Sentuhan Jawa Tengah yang Langsung Curi Perhatian
Nuansa budaya Jawa Tengah begitu kuat terasa di salah satu stand pameran KKN Tematik Kelompok 22 Universitas PGRI Semarang (UPGRIS) pada Gelar Karya Expo KKN di RTH Kecamatan Ungaran Barat.
Bukan sekadar stand biasa, dekorasinya dirancang dengan elemen tradisional yang hangat dan estetik, sekaligus menjadi panggung bagi produk-produk unggulan UMKM dari desa binaan mereka, Desa Branjang.
Tema “Jawa Tengah” yang Hidup Lewat Dekorasi dan Produk
Dengan mengusung tema “Jawa Tengah”, stand Kelompok 22 sukses menjadi salah satu titik yang paling mencuri perhatian pengunjung.
Di tengah dekorasi bernuansa tradisional, para pengunjung disambut dengan suguhan utama berupa aneka keripik renyah hasil produksi UMKM desa.
Produk-produk seperti:
Keripik pisang
Keripik talas
Keripik singkong
tertata rapi, tampil sebagai wajah baru ekonomi lokal Desa Branjang yang siap dikenal lebih luas.
Misi Pengabdian di Balik Konsep Dekorasi
Koordinator kegiatan, Ariel, menjelaskan bahwa pemilihan tema dan produk tidak dibuat asal-asalan.
Menurutnya, konsep ini adalah bentuk nyata misi pengabdian mereka kepada desa binaan.
Intinya, stand ini bukan hanya pajangan, tetapi jembatan promosi untuk warga desa.
Lewat Expo, mereka ingin membuka ruang agar produk UMKM Desa Branjang bisa menjangkau lebih banyak kalangan, mulai dari mahasiswa, dosen, hingga masyarakat umum.
Pengunjung Antusias: Dari Cicip-Cicip Jadi Ikut Beli
Respons pengunjung pun sangat positif.
Banyak yang tertarik, mendekat, kemudian mencicipi langsung kerenyahan keripik khas Branjang.

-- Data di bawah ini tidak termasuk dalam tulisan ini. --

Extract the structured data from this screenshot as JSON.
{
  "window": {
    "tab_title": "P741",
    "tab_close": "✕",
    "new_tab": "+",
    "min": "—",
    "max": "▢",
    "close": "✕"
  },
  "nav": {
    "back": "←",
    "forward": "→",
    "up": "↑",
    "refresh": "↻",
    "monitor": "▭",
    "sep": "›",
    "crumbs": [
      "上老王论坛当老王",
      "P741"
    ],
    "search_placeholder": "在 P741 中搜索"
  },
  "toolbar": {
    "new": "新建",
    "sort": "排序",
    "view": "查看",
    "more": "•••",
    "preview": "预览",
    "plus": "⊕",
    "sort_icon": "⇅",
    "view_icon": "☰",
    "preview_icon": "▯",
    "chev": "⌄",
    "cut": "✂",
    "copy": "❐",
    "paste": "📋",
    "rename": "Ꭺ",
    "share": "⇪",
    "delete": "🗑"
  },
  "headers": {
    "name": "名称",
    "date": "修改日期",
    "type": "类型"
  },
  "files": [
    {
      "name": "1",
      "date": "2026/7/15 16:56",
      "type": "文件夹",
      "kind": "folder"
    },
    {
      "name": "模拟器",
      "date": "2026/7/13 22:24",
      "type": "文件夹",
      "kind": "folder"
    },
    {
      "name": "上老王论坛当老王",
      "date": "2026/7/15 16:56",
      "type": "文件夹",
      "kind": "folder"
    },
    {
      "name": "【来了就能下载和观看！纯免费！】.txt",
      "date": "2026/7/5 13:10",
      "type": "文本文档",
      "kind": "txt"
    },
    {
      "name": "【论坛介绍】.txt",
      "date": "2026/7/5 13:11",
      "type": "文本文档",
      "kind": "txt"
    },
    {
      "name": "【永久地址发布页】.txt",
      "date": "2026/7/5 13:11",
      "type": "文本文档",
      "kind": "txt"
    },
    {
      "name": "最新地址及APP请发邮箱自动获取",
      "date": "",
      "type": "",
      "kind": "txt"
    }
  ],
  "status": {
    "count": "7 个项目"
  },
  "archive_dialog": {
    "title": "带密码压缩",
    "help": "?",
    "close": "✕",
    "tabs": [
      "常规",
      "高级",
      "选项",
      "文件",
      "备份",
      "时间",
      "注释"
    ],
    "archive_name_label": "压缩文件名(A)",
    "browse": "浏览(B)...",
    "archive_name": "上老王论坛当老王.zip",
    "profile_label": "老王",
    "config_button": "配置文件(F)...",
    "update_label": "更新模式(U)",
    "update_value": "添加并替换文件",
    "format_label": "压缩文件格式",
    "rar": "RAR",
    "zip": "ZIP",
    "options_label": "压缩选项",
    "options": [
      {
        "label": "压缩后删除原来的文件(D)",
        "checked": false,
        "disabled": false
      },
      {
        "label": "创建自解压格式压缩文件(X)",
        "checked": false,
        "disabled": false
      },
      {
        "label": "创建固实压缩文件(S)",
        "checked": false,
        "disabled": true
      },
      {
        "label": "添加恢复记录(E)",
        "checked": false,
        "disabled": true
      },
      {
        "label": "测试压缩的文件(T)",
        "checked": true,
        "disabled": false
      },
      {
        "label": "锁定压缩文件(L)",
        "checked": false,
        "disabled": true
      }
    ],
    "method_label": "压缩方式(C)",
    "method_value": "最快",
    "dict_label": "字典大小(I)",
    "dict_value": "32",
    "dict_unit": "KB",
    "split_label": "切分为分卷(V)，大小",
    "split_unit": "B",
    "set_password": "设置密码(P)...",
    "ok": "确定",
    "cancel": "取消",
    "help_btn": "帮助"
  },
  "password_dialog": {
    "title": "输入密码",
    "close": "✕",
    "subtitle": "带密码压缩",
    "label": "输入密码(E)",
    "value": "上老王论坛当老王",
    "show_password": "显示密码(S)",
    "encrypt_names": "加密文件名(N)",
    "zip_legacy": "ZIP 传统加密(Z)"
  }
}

Tak sedikit pula yang akhirnya membeli produk sebagai oleh-oleh, membuktikan bahwa produk lokal berkualitas mampu bersaing ketika diberi ruang untuk tampil.
Salah seorang pengunjung, Ratna, mengaku sangat terkesan dengan konsep stand tersebut.
Baginya, dekorasi dengan tema Jawa yang kuat terasa menambah daya tarik, tetapi yang paling membekas adalah cita rasa produknya.
Ia baru mengetahui bahwa di Desa Branjang ada oleh-oleh keripik yang layak diangkat sebagai produk unggulan, dan menilai konsep KKN yang langsung mempromosikan UMKM desa sebagai langkah yang sangat baik.
Dekorasi, Budaya, dan UMKM dalam Satu Frame
Gelar Karya Expo KKN ini menjadi penutup dari rangkaian program pengabdian yang dijalankan Kelompok 22.
Melalui perpaduan promosi budaya dan pemberdayaan ekonomi, stand mereka menunjukkan bahwa kegiatan KKN bisa lebih dari sekadar formalitas.
Dengan penataan dekorasi yang kuat secara konsep dan keberanian mengangkat produk lokal, mereka berhasil menghadirkan contoh bahwa sebuah stand pameran bisa menjadi sarana edukasi, promosi, sekaligus pemberdayaan yang dampaknya terasa langsung bagi desa binaan.
Inilah bukti bahwa dekorasi yang tepat, tema yang kuat, dan produk lokal yang diangkat dengan serius bisa menjadikan satu stand sederhana berubah menjadi pusat perhatian dan manfaat.